Large language models struggle with long-horizon tasks in partially observable environments because they must track uncertain world state across dozens of steps while context windows fill with irrelevant history. Agent-BRACE, a reinforcement learning framework introduced this week, solves both problems by splitting an LLM agent into two jointly trained components: a belief state model that outputs structured claims about the environment—each tagged with a verbalized certainty label from certain to unknown—and a policy model that selects actions conditioned on those claims rather than the full interaction log.
The belief representation is a set of atomic natural language statements. For example, "The red key is in the drawer" might carry a likely label, while "The drawer is locked" could be marked unknown. This structured approximate posterior compresses history into a compact, decision-relevant summary, keeping context size near-constant regardless of episode length. The policy model learns to act under explicit uncertainty, a departure from typical LLM agents that either hallucinate missing information or drown in concatenated transcripts.
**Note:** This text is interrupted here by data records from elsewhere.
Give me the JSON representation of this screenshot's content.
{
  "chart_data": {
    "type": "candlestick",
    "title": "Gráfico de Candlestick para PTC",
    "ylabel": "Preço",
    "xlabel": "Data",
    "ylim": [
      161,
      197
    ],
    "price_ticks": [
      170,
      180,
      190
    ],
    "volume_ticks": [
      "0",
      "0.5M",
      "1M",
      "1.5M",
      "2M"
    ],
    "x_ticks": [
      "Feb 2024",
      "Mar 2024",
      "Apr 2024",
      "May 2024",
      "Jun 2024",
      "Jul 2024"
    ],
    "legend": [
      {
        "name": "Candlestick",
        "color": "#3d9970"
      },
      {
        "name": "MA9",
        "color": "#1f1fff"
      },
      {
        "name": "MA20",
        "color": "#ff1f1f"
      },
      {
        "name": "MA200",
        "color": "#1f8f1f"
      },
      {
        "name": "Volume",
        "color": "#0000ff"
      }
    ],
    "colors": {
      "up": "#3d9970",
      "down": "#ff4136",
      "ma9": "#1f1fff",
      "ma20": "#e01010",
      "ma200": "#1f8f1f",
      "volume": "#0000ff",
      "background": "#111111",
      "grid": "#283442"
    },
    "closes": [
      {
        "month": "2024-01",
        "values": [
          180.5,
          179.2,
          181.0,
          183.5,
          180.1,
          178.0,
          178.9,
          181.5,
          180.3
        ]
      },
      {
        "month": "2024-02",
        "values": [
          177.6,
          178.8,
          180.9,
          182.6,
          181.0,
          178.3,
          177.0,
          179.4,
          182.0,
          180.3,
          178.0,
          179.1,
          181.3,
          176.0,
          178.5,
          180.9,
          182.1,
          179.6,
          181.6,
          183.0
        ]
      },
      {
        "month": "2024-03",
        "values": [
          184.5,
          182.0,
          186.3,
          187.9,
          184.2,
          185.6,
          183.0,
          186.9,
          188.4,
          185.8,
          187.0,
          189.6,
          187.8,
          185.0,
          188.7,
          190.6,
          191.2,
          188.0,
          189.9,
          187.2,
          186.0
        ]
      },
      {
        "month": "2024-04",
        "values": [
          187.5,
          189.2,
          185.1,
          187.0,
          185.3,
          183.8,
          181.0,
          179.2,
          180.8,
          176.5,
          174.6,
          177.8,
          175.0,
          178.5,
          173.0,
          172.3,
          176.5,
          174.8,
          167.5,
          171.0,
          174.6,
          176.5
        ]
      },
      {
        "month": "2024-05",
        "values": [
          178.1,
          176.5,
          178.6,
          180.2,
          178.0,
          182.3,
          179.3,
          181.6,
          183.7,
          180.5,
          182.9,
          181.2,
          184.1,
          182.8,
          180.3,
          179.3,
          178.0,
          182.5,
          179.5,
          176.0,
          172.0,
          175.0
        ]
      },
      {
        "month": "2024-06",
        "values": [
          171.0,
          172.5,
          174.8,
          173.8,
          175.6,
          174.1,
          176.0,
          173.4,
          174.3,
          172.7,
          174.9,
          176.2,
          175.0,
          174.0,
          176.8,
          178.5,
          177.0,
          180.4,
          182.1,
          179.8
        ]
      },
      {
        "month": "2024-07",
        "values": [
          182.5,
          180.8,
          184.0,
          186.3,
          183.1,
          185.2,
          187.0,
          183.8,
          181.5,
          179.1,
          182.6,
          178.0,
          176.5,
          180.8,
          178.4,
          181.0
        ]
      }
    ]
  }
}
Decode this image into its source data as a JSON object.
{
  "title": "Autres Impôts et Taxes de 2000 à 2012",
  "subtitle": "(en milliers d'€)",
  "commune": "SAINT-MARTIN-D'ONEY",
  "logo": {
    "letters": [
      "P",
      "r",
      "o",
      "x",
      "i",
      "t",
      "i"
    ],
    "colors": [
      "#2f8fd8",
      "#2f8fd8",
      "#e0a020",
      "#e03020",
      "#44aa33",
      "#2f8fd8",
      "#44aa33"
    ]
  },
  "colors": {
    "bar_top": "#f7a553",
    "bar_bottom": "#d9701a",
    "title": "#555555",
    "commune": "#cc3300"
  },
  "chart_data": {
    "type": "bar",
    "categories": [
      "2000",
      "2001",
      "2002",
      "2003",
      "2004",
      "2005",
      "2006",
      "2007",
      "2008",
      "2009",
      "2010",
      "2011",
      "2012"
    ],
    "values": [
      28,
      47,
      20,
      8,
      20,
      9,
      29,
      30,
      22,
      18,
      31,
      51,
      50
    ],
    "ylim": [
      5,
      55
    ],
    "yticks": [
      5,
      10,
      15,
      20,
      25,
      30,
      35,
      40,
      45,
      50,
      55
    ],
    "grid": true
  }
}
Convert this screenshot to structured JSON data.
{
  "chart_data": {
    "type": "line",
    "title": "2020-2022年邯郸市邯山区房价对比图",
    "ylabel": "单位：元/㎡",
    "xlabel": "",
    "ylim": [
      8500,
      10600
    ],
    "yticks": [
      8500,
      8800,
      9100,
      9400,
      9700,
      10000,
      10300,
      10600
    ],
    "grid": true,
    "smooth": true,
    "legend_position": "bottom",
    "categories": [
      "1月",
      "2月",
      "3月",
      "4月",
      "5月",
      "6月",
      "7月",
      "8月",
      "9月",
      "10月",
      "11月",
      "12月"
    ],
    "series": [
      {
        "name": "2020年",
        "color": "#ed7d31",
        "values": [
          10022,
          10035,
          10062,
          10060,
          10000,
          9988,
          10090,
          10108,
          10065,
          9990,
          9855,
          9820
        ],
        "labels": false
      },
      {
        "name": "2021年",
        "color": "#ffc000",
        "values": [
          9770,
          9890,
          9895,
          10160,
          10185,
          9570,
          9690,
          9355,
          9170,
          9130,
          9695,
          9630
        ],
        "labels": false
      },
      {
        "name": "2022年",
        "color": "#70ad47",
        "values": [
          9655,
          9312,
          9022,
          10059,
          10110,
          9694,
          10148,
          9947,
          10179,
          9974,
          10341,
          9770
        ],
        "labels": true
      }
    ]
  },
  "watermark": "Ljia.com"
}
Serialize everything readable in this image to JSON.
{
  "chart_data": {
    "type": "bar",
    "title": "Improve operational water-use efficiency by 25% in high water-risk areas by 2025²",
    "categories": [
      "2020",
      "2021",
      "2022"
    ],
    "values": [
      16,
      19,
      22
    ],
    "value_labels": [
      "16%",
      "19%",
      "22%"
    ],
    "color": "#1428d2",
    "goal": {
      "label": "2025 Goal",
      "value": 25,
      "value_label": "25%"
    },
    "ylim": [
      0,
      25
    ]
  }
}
Across embodied language benchmarks, Agent-BRACE lifted task success by an average of 14.5 percentage points when applied to Qwen2.5-3B-Instruct and 5.3 points on Qwen3-4B-Instruct, outperforming strong RL baselines that condition on full history. The learned belief becomes better calibrated as an episode progresses and evidence accumulates, suggesting the model genuinely tracks uncertainty rather than simply labeling claims at random. The preprint is available on HuggingFace Papers; code and model checkpoints have not yet been released.